A formação profissional não começa quando um colaborador é contratado — e tampouco termina quando ele conclui um curso ou treinamento. Na realidade, o desenvolvimento de competências é uma jornada contínua que atravessa diferentes etapas da vida: da educação básica à formação técnica, chegando ao treinamento corporativo.

Esse percurso é cada vez mais importante diante das transformações aceleradas do mercado de trabalho. No Brasil, por exemplo, 81% dos empregadores afirmam ter dificuldade para encontrar profissionais com as habilidades necessárias, segundo pesquisa global da consultoria ManpowerGroup.

Ao mesmo tempo, projeções da indústria indicam que o país precisará qualificar cerca de 14 milhões de trabalhadores até 2027, considerando tanto novas vagas quanto a requalificação de profissionais já inseridos no mercado.

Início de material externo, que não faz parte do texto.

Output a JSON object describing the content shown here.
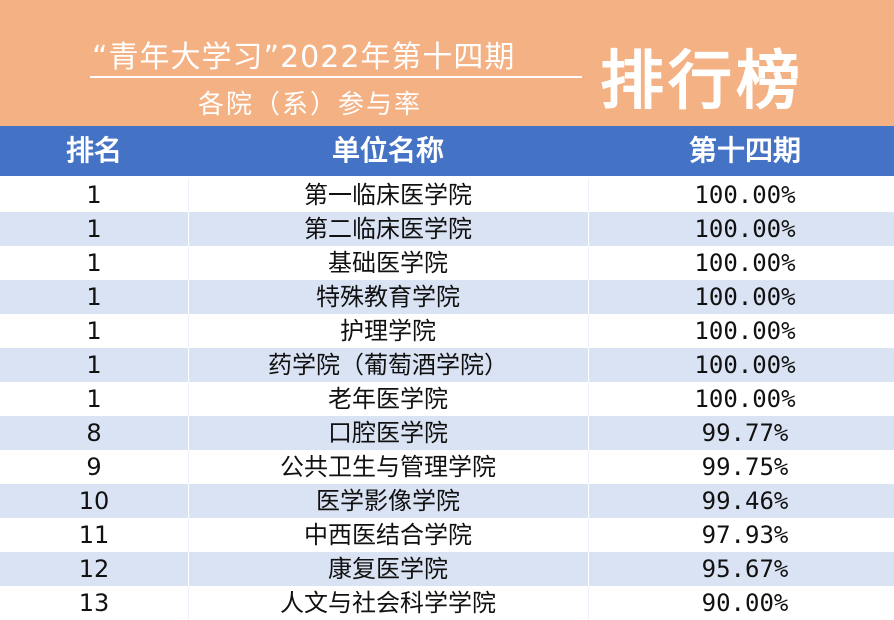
{
  "banner": {
    "title_line1": "“青年大学习”2022年第十四期",
    "title_line2": "各院（系）参与率",
    "big_title": "排行榜"
  },
  "table": {
    "headers": [
      "排名",
      "单位名称",
      "第十四期"
    ],
    "rows": [
      {
        "rank": "1",
        "name": "第一临床医学院",
        "pct": "100.00%"
      },
      {
        "rank": "1",
        "name": "第二临床医学院",
        "pct": "100.00%"
      },
      {
        "rank": "1",
        "name": "基础医学院",
        "pct": "100.00%"
      },
      {
        "rank": "1",
        "name": "特殊教育学院",
        "pct": "100.00%"
      },
      {
        "rank": "1",
        "name": "护理学院",
        "pct": "100.00%"
      },
      {
        "rank": "1",
        "name": "药学院（葡萄酒学院）",
        "pct": "100.00%"
      },
      {
        "rank": "1",
        "name": "老年医学院",
        "pct": "100.00%"
      },
      {
        "rank": "8",
        "name": "口腔医学院",
        "pct": "99.77%"
      },
      {
        "rank": "9",
        "name": "公共卫生与管理学院",
        "pct": "99.75%"
      },
      {
        "rank": "10",
        "name": "医学影像学院",
        "pct": "99.46%"
      },
      {
        "rank": "11",
        "name": "中西医结合学院",
        "pct": "97.93%"
      },
      {
        "rank": "12",
        "name": "康复医学院",
        "pct": "95.67%"
      },
      {
        "rank": "13",
        "name": "人文与社会科学学院",
        "pct": "90.00%"
      }
    ]
  }
}
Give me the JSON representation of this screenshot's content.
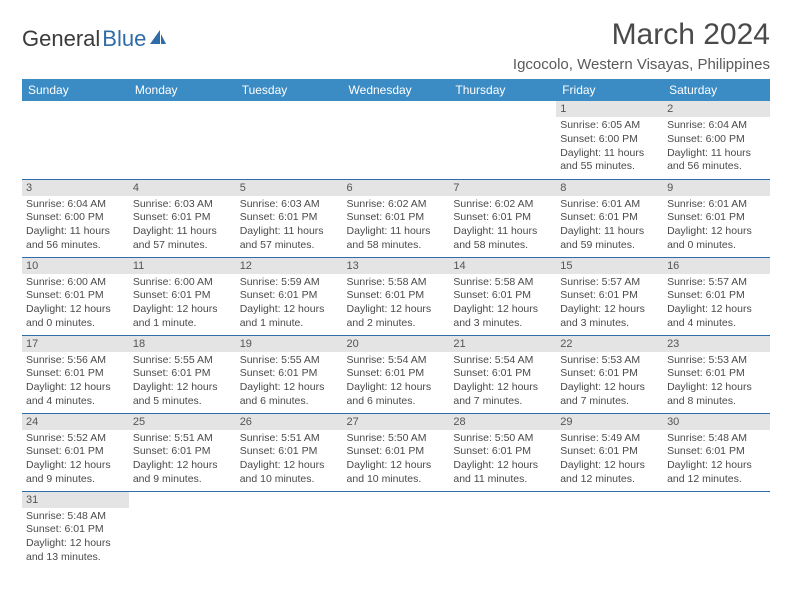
{
  "logo": {
    "text1": "General",
    "text2": "Blue"
  },
  "title": "March 2024",
  "location": "Igcocolo, Western Visayas, Philippines",
  "colors": {
    "header_bg": "#3b8bc4",
    "header_text": "#ffffff",
    "daynum_bg": "#e4e4e4",
    "border": "#2f6da9",
    "body_text": "#4a4a4a",
    "logo_blue": "#2f6da9"
  },
  "weekdays": [
    "Sunday",
    "Monday",
    "Tuesday",
    "Wednesday",
    "Thursday",
    "Friday",
    "Saturday"
  ],
  "weeks": [
    [
      {
        "day": "",
        "sunrise": "",
        "sunset": "",
        "daylight": ""
      },
      {
        "day": "",
        "sunrise": "",
        "sunset": "",
        "daylight": ""
      },
      {
        "day": "",
        "sunrise": "",
        "sunset": "",
        "daylight": ""
      },
      {
        "day": "",
        "sunrise": "",
        "sunset": "",
        "daylight": ""
      },
      {
        "day": "",
        "sunrise": "",
        "sunset": "",
        "daylight": ""
      },
      {
        "day": "1",
        "sunrise": "Sunrise: 6:05 AM",
        "sunset": "Sunset: 6:00 PM",
        "daylight": "Daylight: 11 hours and 55 minutes."
      },
      {
        "day": "2",
        "sunrise": "Sunrise: 6:04 AM",
        "sunset": "Sunset: 6:00 PM",
        "daylight": "Daylight: 11 hours and 56 minutes."
      }
    ],
    [
      {
        "day": "3",
        "sunrise": "Sunrise: 6:04 AM",
        "sunset": "Sunset: 6:00 PM",
        "daylight": "Daylight: 11 hours and 56 minutes."
      },
      {
        "day": "4",
        "sunrise": "Sunrise: 6:03 AM",
        "sunset": "Sunset: 6:01 PM",
        "daylight": "Daylight: 11 hours and 57 minutes."
      },
      {
        "day": "5",
        "sunrise": "Sunrise: 6:03 AM",
        "sunset": "Sunset: 6:01 PM",
        "daylight": "Daylight: 11 hours and 57 minutes."
      },
      {
        "day": "6",
        "sunrise": "Sunrise: 6:02 AM",
        "sunset": "Sunset: 6:01 PM",
        "daylight": "Daylight: 11 hours and 58 minutes."
      },
      {
        "day": "7",
        "sunrise": "Sunrise: 6:02 AM",
        "sunset": "Sunset: 6:01 PM",
        "daylight": "Daylight: 11 hours and 58 minutes."
      },
      {
        "day": "8",
        "sunrise": "Sunrise: 6:01 AM",
        "sunset": "Sunset: 6:01 PM",
        "daylight": "Daylight: 11 hours and 59 minutes."
      },
      {
        "day": "9",
        "sunrise": "Sunrise: 6:01 AM",
        "sunset": "Sunset: 6:01 PM",
        "daylight": "Daylight: 12 hours and 0 minutes."
      }
    ],
    [
      {
        "day": "10",
        "sunrise": "Sunrise: 6:00 AM",
        "sunset": "Sunset: 6:01 PM",
        "daylight": "Daylight: 12 hours and 0 minutes."
      },
      {
        "day": "11",
        "sunrise": "Sunrise: 6:00 AM",
        "sunset": "Sunset: 6:01 PM",
        "daylight": "Daylight: 12 hours and 1 minute."
      },
      {
        "day": "12",
        "sunrise": "Sunrise: 5:59 AM",
        "sunset": "Sunset: 6:01 PM",
        "daylight": "Daylight: 12 hours and 1 minute."
      },
      {
        "day": "13",
        "sunrise": "Sunrise: 5:58 AM",
        "sunset": "Sunset: 6:01 PM",
        "daylight": "Daylight: 12 hours and 2 minutes."
      },
      {
        "day": "14",
        "sunrise": "Sunrise: 5:58 AM",
        "sunset": "Sunset: 6:01 PM",
        "daylight": "Daylight: 12 hours and 3 minutes."
      },
      {
        "day": "15",
        "sunrise": "Sunrise: 5:57 AM",
        "sunset": "Sunset: 6:01 PM",
        "daylight": "Daylight: 12 hours and 3 minutes."
      },
      {
        "day": "16",
        "sunrise": "Sunrise: 5:57 AM",
        "sunset": "Sunset: 6:01 PM",
        "daylight": "Daylight: 12 hours and 4 minutes."
      }
    ],
    [
      {
        "day": "17",
        "sunrise": "Sunrise: 5:56 AM",
        "sunset": "Sunset: 6:01 PM",
        "daylight": "Daylight: 12 hours and 4 minutes."
      },
      {
        "day": "18",
        "sunrise": "Sunrise: 5:55 AM",
        "sunset": "Sunset: 6:01 PM",
        "daylight": "Daylight: 12 hours and 5 minutes."
      },
      {
        "day": "19",
        "sunrise": "Sunrise: 5:55 AM",
        "sunset": "Sunset: 6:01 PM",
        "daylight": "Daylight: 12 hours and 6 minutes."
      },
      {
        "day": "20",
        "sunrise": "Sunrise: 5:54 AM",
        "sunset": "Sunset: 6:01 PM",
        "daylight": "Daylight: 12 hours and 6 minutes."
      },
      {
        "day": "21",
        "sunrise": "Sunrise: 5:54 AM",
        "sunset": "Sunset: 6:01 PM",
        "daylight": "Daylight: 12 hours and 7 minutes."
      },
      {
        "day": "22",
        "sunrise": "Sunrise: 5:53 AM",
        "sunset": "Sunset: 6:01 PM",
        "daylight": "Daylight: 12 hours and 7 minutes."
      },
      {
        "day": "23",
        "sunrise": "Sunrise: 5:53 AM",
        "sunset": "Sunset: 6:01 PM",
        "daylight": "Daylight: 12 hours and 8 minutes."
      }
    ],
    [
      {
        "day": "24",
        "sunrise": "Sunrise: 5:52 AM",
        "sunset": "Sunset: 6:01 PM",
        "daylight": "Daylight: 12 hours and 9 minutes."
      },
      {
        "day": "25",
        "sunrise": "Sunrise: 5:51 AM",
        "sunset": "Sunset: 6:01 PM",
        "daylight": "Daylight: 12 hours and 9 minutes."
      },
      {
        "day": "26",
        "sunrise": "Sunrise: 5:51 AM",
        "sunset": "Sunset: 6:01 PM",
        "daylight": "Daylight: 12 hours and 10 minutes."
      },
      {
        "day": "27",
        "sunrise": "Sunrise: 5:50 AM",
        "sunset": "Sunset: 6:01 PM",
        "daylight": "Daylight: 12 hours and 10 minutes."
      },
      {
        "day": "28",
        "sunrise": "Sunrise: 5:50 AM",
        "sunset": "Sunset: 6:01 PM",
        "daylight": "Daylight: 12 hours and 11 minutes."
      },
      {
        "day": "29",
        "sunrise": "Sunrise: 5:49 AM",
        "sunset": "Sunset: 6:01 PM",
        "daylight": "Daylight: 12 hours and 12 minutes."
      },
      {
        "day": "30",
        "sunrise": "Sunrise: 5:48 AM",
        "sunset": "Sunset: 6:01 PM",
        "daylight": "Daylight: 12 hours and 12 minutes."
      }
    ],
    [
      {
        "day": "31",
        "sunrise": "Sunrise: 5:48 AM",
        "sunset": "Sunset: 6:01 PM",
        "daylight": "Daylight: 12 hours and 13 minutes."
      },
      {
        "day": "",
        "sunrise": "",
        "sunset": "",
        "daylight": ""
      },
      {
        "day": "",
        "sunrise": "",
        "sunset": "",
        "daylight": ""
      },
      {
        "day": "",
        "sunrise": "",
        "sunset": "",
        "daylight": ""
      },
      {
        "day": "",
        "sunrise": "",
        "sunset": "",
        "daylight": ""
      },
      {
        "day": "",
        "sunrise": "",
        "sunset": "",
        "daylight": ""
      },
      {
        "day": "",
        "sunrise": "",
        "sunset": "",
        "daylight": ""
      }
    ]
  ]
}
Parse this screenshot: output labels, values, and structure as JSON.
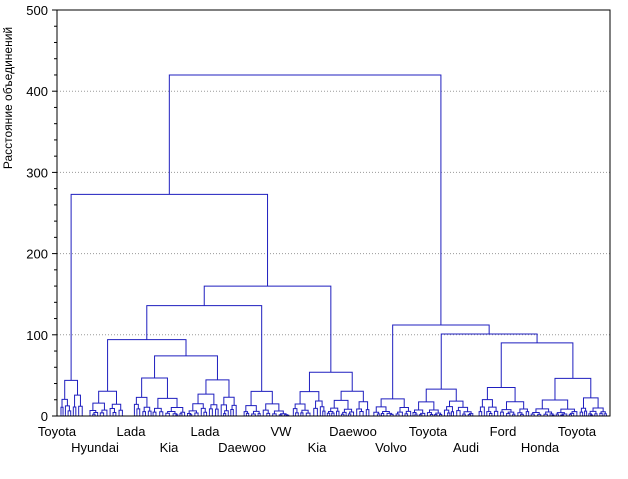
{
  "chart_data": {
    "type": "dendrogram",
    "ylabel": "Расстояние объединений",
    "ylim": [
      0,
      500
    ],
    "yticks": [
      0,
      100,
      200,
      300,
      400,
      500
    ],
    "grid": true,
    "line_color": "#1f1fbf",
    "grid_color": "#9a9a9a",
    "labels_row1": [
      "Toyota",
      "Lada",
      "Lada",
      "VW",
      "Daewoo",
      "Toyota",
      "Ford",
      "Toyota"
    ],
    "labels_row2": [
      "Hyundai",
      "Kia",
      "Daewoo",
      "Kia",
      "Volvo",
      "Audi",
      "Honda"
    ],
    "major_merges": [
      {
        "height": 420
      },
      {
        "height": 273
      },
      {
        "height": 112
      },
      {
        "height": 160
      },
      {
        "height": 136
      },
      {
        "height": 101
      },
      {
        "height": 94
      },
      {
        "height": 90
      },
      {
        "height": 74
      },
      {
        "height": 65
      },
      {
        "height": 63
      },
      {
        "height": 61
      },
      {
        "height": 53
      },
      {
        "height": 51
      },
      {
        "height": 38
      },
      {
        "height": 35
      }
    ]
  }
}
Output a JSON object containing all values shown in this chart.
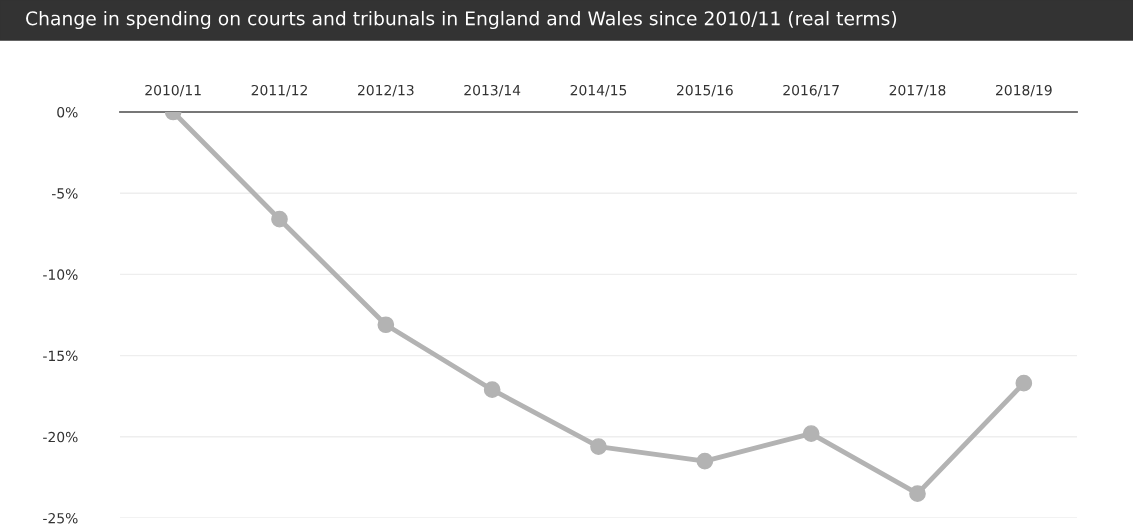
{
  "chart_data": {
    "type": "line",
    "title": "Change in spending on courts and tribunals in England and Wales since 2010/11 (real terms)",
    "categories": [
      "2010/11",
      "2011/12",
      "2012/13",
      "2013/14",
      "2014/15",
      "2015/16",
      "2016/17",
      "2017/18",
      "2018/19"
    ],
    "series": [
      {
        "color": "#b3b3b3",
        "values": [
          0,
          -6.6,
          -13.1,
          -17.1,
          -20.6,
          -21.5,
          -19.8,
          -23.5,
          -16.7
        ]
      }
    ],
    "ylim": [
      -25,
      0
    ],
    "yticks": [
      {
        "value": 0,
        "label": "0%"
      },
      {
        "value": -5,
        "label": "-5%"
      },
      {
        "value": -10,
        "label": "-10%"
      },
      {
        "value": -15,
        "label": "-15%"
      },
      {
        "value": -20,
        "label": "-20%"
      },
      {
        "value": -25,
        "label": "-25%"
      }
    ],
    "grid": "y",
    "marker": "circle",
    "line_style": "solid",
    "legend": false
  }
}
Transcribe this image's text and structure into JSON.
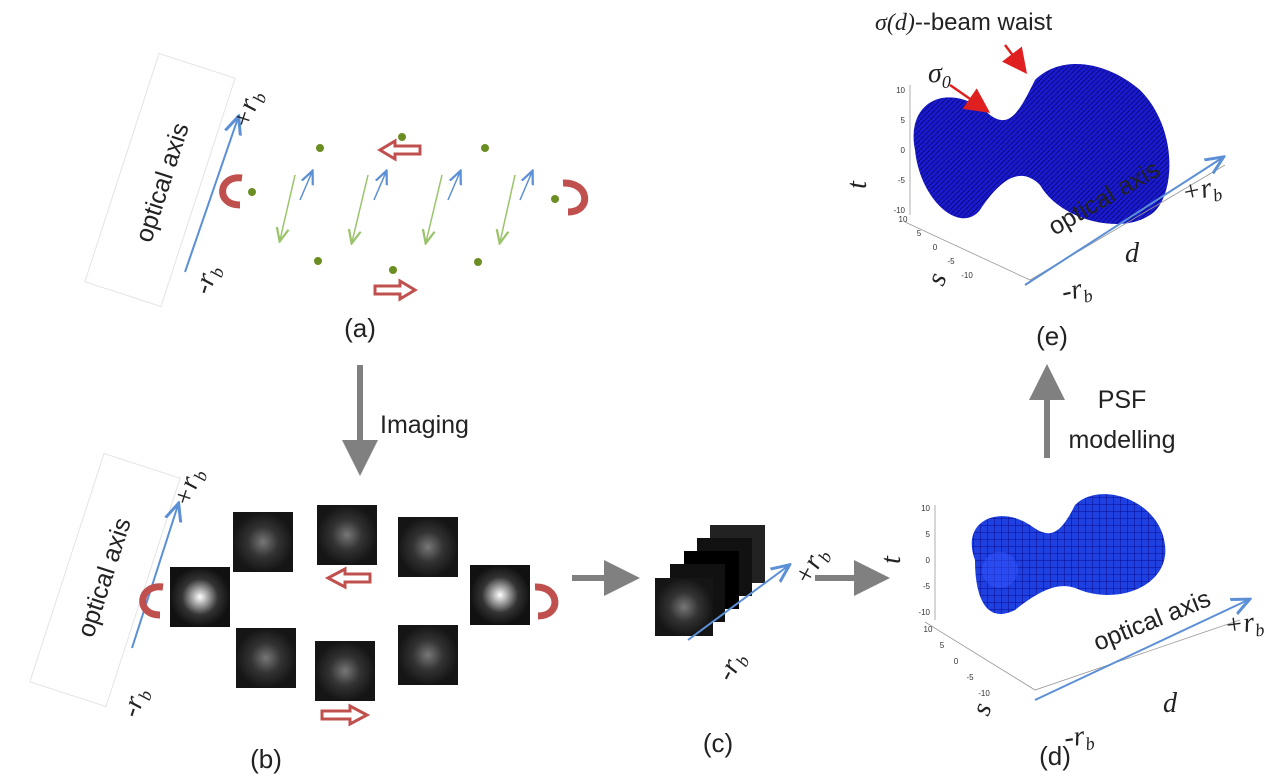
{
  "panel_a": {
    "caption": "(a)",
    "axis_title": "optical axis",
    "axis_start": {
      "text": "-r",
      "sub": "b"
    },
    "axis_end": {
      "text": "+r",
      "sub": "b"
    }
  },
  "imaging_label": "Imaging",
  "panel_b": {
    "caption": "(b)",
    "axis_title": "optical axis",
    "axis_start": {
      "text": "-r",
      "sub": "b"
    },
    "axis_end": {
      "text": "+r",
      "sub": "b"
    }
  },
  "panel_c": {
    "caption": "(c)",
    "axis_start": {
      "text": "-r",
      "sub": "b"
    },
    "axis_end": {
      "text": "+r",
      "sub": "b"
    }
  },
  "panel_d": {
    "caption": "(d)",
    "axis_title": "optical axis",
    "axis_start": {
      "text": "-r",
      "sub": "b"
    },
    "axis_end": {
      "text": "+r",
      "sub": "b"
    },
    "t_label": "t",
    "s_label": "s",
    "d_label": "d",
    "t_ticks": [
      "10",
      "5",
      "0",
      "-5",
      "-10"
    ],
    "s_ticks": [
      "10",
      "5",
      "0",
      "-5",
      "-10"
    ]
  },
  "psf_label": {
    "line1": "PSF",
    "line2": "modelling"
  },
  "panel_e": {
    "caption": "(e)",
    "axis_title": "optical axis",
    "axis_start": {
      "text": "-r",
      "sub": "b"
    },
    "axis_end": {
      "text": "+r",
      "sub": "b"
    },
    "t_label": "t",
    "s_label": "s",
    "d_label": "d",
    "t_ticks": [
      "10",
      "5",
      "0",
      "-5",
      "-10"
    ],
    "s_ticks": [
      "10",
      "5",
      "0",
      "-5",
      "-10"
    ],
    "waist_label": {
      "symbol": "σ(d)",
      "text": "--beam waist"
    },
    "sigma0": {
      "text": "σ",
      "sub": "0"
    }
  }
}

Esse cenário deixa clara uma realidade: a formação de competências não acontece em um único momento, mas sim ao longo de uma trajetória que envolve educação, experiência prática e aprendizagem contínua dentro das organizações.

A base da jornada: o papel da educação básica

Toda construção de competências começa muito antes da entrada no mercado de trabalho. A educação básica desempenha um papel fundamental no desenvolvimento de habilidades cognitivas, sociais e comportamentais que servirão de base para a vida profissional.

É nesse momento que são formadas competências essenciais como:

  • raciocínio lógico

  • resolução de problemas

  • comunicação

  • trabalho em equipe

  • autonomia no aprendizado

Curiosamente, essas também aparecem entre as habilidades mais difíceis de encontrar nos profissionais, segundo pesquisas sobre escassez de talentos no Brasil.

Quando essas competências são bem desenvolvidas desde cedo, o indivíduo chega às etapas seguintes da formação com maior capacidade de adaptação, aprendizado e evolução profissional.

O ensino técnico como ponte para o mercado

Entre a educação básica e o mundo corporativo, o ensino técnico exerce um papel estratégico. Ele conecta teoria e prática, aproximando os estudantes das demandas reais do mercado de trabalho.

No entanto, o Brasil ainda enfrenta desafios nesse campo. Apenas cerca de 11% dos jovens brasileiros participam de educação profissional, índice muito inferior ao observado em outros países, como o Chile, onde esse percentual chega a 33%.

Essa diferença ajuda a explicar por que muitas empresas encontram dificuldades para preencher vagas técnicas e operacionais.

Além disso, pesquisas indicam que muitos jovens ainda conhecem pouco as possibilidades de carreira ligadas à formação técnica, o que reduz a procura por esses cursos e contribui para o déficit de profissionais qualificados.

Fortalecer esse elo entre educação e mercado é essencial para construir uma base sólida de talentos preparados para os desafios da indústria e dos serviços.

O papel do treinamento corporativo na continuidade da aprendizagem

Se a educação básica constrói fundamentos e o ensino técnico aproxima o profissional do mercado, o treinamento corporativo é responsável por manter essa evolução em movimento.

As transformações tecnológicas, a digitalização dos processos e a velocidade das mudanças no ambiente de negócios exigem atualização constante das competências.

Nesse contexto, o papel das empresas vai muito além da contratação. Organizações que investem em desenvolvimento humano entendem que:

  • o aprendizado precisa ser contínuo

  • novas competências surgem constantemente

  • a qualificação da equipe impacta diretamente na produtividade e inovação

Não por acaso, a necessidade de requalificar milhões de trabalhadores nos próximos anos reforça a importância de estratégias estruturadas de desenvolvimento dentro das empresas.

É nesse ponto que áreas como Treinamento e Desenvolvimento (T&D) se tornam estratégicas para o crescimento organizacional.

Empresas que compreendem essa lógica enxergam o desenvolvimento profissional como um processo permanente — e não apenas como uma etapa pontual.

É justamente dentro dessa visão que a Metadil atua: reconhecendo que a construção de competências acompanha toda a trajetória profissional e que ambientes adequados de aprendizado e treinamento fazem parte desse processo.

Ao apoiar iniciativas de formação, capacitação e desenvolvimento dentro das organizações, a empresa contribui para fortalecer um ciclo essencial para o crescimento das pessoas, das empresas e do próprio mercado.